In both Asia and Africa there are other issues, of course, i.e., space to exist. The human populations continue to expand, and critical habitat is being lost at an enormous pace.
In the midst of this cauldron of change there is a fascinating aspect that still is extant, the man/elephant interface. That is the mahout or the person that controls and trains the elephants. A mahout grows up virtually living with his elephant. A grandfather may have been the first mahout of one animal, then his son, and then the son's son. Elephants live to be very old and they survive entire mahout family lineages.
E L E P H A N T S
Man and BEAST
Generations of a family of mahouts can have 3 or 4 mahouts for the same elephant during an elephant's lifetime.
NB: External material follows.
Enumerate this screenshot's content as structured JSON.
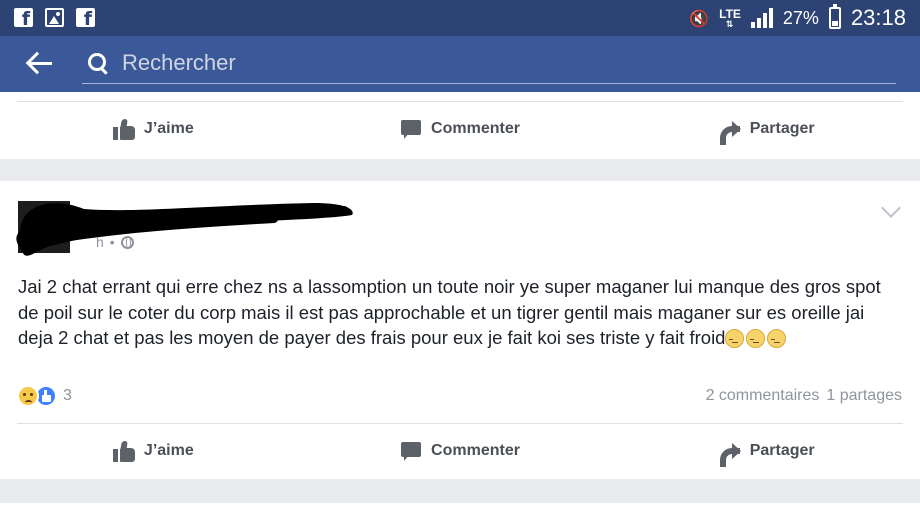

It isn't, or wasn't, just a job but life itself.
To observe a mahout instructing an elephant to move a huge log, or so many other tasks, is astonishing. The mahout sits barefooted with his feet behind the ears and imperceptibly directs his elephant to do exceedingly complex tasks. This relationship between a mahout and his elephant is personal and generally lifelong.
The story of the elephant and mahout cannot be explored here in any depth but the following images may give some insight into these tiny human beings integrating with a beast hundreds times their size and weight.
These extraordinary relationships, are disappearing just like the elephant itself. The need for these beasts to do work has been replaced by machines. For the remaining elephants food is scarce and expensive but the cult of the mahout persist and it is this fascinating relationship that I explore.